The Search for Steichen's $2.9M Pond

American Photo's editors comb upstate New York in search of the subject of Edward Steichen's famous photograph.

At the time of this writing, Edward Steichen's "The Pond -- Moonlight," was the most expensive single photographic image ever sold. The photo was taken by Steichen in Mamaroneck, New York, near Long Island Sound, in 1904, when the photographer was in his mid-20s. A print of the image was sold during a special auction at Sotheby's in New York on February 14, as the Metropolitan Museum of Art "deacquisitioned" material from the Gilman photography collection, which it bought in 2005. There are only two other prints of the image, one still at the Met and the other at New York's Museum of Modern Art. Just a few months prior to the sale, a Richard Prince image had sold for more than a million dollars at a contemporary art auction, the first time that barrier was broken by a single photograph.

Barely had our story on that sale been printed than it was out of date. Now the world has a new record-holder, and the art community is beside itself with glee. But what about the pond itself? Is it still a viable photographic subject?

Is This Steichen's Pond?

Sometime in the last summer of early fall of 1904, Edward Steichen wandered away from a home in Mamaroneck, in Westchester County, about 45 minutes north of New York City, and walked downhill toward the marshy wetlands at edge of Long Island Sound. There he made a photograph that would one day upend the art world and usher in a new era in photography.

A print of the photograph, which Steichen called "The Pond -- Moonlight," sold for $2.9 million at a special auction at Sotheby's in February, making it the most expensive single photograph ever. One of three existing gum bichromate prints that Steichen made from the same negative, it had been part of the Gilman Paper Company collection of 8,500 images acquired by the Metropolitan Museum of Art last year. Since the Met already owned one of the other prints of the image (the third is at the Museum of Modern Art in New York), the museum "deacquisitioned" it along with other material at the Sotheby's auction.

All told, the sale brought in an astonishing $14,982,900. Many art insiders believe that result reflects a steep, upward trend in prices for photography in general. (It was only last November that a Richard Prince image became the first single photograph to break the $1 million barrier.)
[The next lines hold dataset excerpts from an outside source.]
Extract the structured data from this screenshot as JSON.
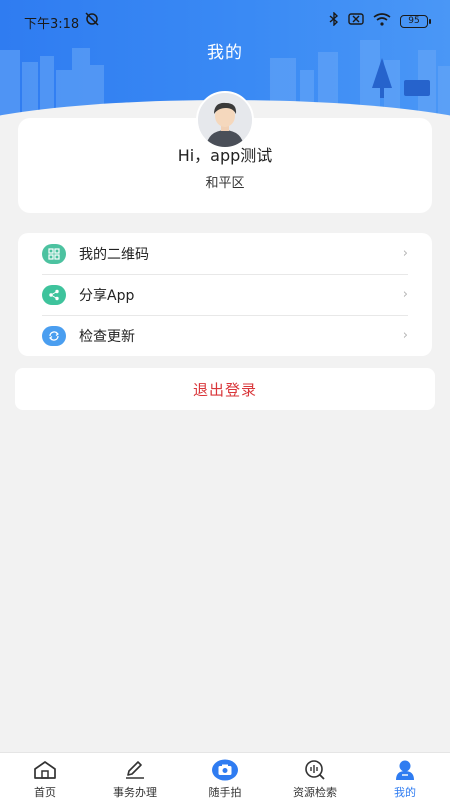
{
  "status_bar": {
    "time": "下午3:18",
    "battery": "95"
  },
  "header": {
    "title": "我的"
  },
  "profile": {
    "greeting": "Hi，app测试",
    "district": "和平区"
  },
  "menu": [
    {
      "label": "我的二维码",
      "icon": "qrcode-icon",
      "color": "#4cc2a0"
    },
    {
      "label": "分享App",
      "icon": "share-icon",
      "color": "#3ec39c"
    },
    {
      "label": "检查更新",
      "icon": "refresh-icon",
      "color": "#4a9ef0"
    }
  ],
  "logout": {
    "label": "退出登录",
    "color": "#d9363a"
  },
  "bottom_nav": [
    {
      "label": "首页",
      "icon": "home-icon"
    },
    {
      "label": "事务办理",
      "icon": "edit-icon"
    },
    {
      "label": "随手拍",
      "icon": "camera-icon"
    },
    {
      "label": "资源检索",
      "icon": "search-icon"
    },
    {
      "label": "我的",
      "icon": "user-icon",
      "active": true
    }
  ],
  "colors": {
    "accent": "#2f7cf1",
    "logout": "#d9363a"
  }
}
In the aftermath of the sale, "The Pond -- Moonlight" became the focus of much conversation and historic speculation, but perhaps none more intriguing than that raised in a New York Times article regarding the exact location of the pond. Today, Mamaroneck is a woody suburb, but in 1904 it was sparsely populated. Steichen had gone there with his first wife, Clara, and their newborn daughter that summer, staying in the home of art critic Charles H. Caffin. Could it be that his pond still exists?

To find out, American Photo launched an expedition. Our team was aided by Gloria P. Pritts, the village historian of Mamaroneck, who in the weeks after the auction began researching possible locations in which the pond might have been. After poring over the evidence and Steichen's own records, she concluded that the pond had been in a low-lying area that is now part of a golf course, the Hampshire Country Club. "The golf course would have been within walking distance of the Caffin house," says Pritts, "and there are a lot of old oaks and other trees there in the direction in which the moon would have been setting."

Our team surveyed the golf course and found several ponds, including the one you see here. If this is Steichen's pond, it is now surrounded by sand traps and single-family homes. But if the rustic landscape of Steichen day is gone, the artistic allure of what he captured remains.